All this in support of the proposition that Ukraine blew up the Kakhovka Hydroelectric Power Plant in the early morning hours yesterday and is therefore guilty of terrorism. I’m not sure. Interested readers may want to check out the June 6 Russian offensive campaign assessment from the Institute of the Study of War. With respect to the dam explosion, “ISW has not yet observed clear evidence of what transpired at the KHPP on June 6 and is therefore unable to offer an independent assessment of responsibility at the time of this publication.” By the same token, the Wall Street Journal story offers competing considerations that might support an attribution of responsibility either to Ukraine or to Russia.

However, Tucker has it figured out and perhaps he is right: Ukraine did it. Even so, it wouldn’t necessarily constitute a terrorist act.

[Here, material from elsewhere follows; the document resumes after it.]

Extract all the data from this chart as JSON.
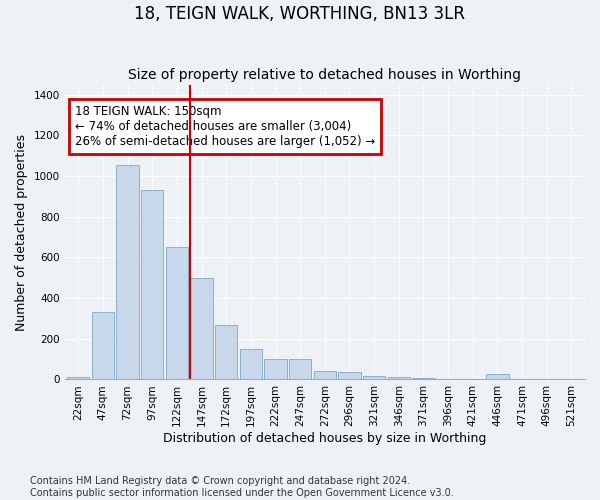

On the question of terrorism, if he were in the mood, he might find himself guilty of ipse dixit.

I identify with Tucker’s contrarianism. I hate having crap shoved down my throat by our presumed betters in virtually every institution of American life. I have an open mind about what level of support for Ukraine is in the best interest of the United States or what the limits on it should be. However, I certainly would prefer Ukraine to win and have no doubt that Russia is the aggressor. I think Russia is also guilty of war crimes in its prosecution of the war.

As Tucker winds down the Ukraine portion of his monologue, Tucker throws in the JFK assassination for good measure. The clock strikes 13.

I don’t recall Tucker ever having a good word to say about Ukraine’s resistance to the Russian invasion. He has never had a good word to say about Zelensky’s leadership of the Ukrainian resistance. He has never had a bad word to say about Putin, at least since he ordered the invasion of Ukraine. I don’t understand it. Indeed, I find it mystifying.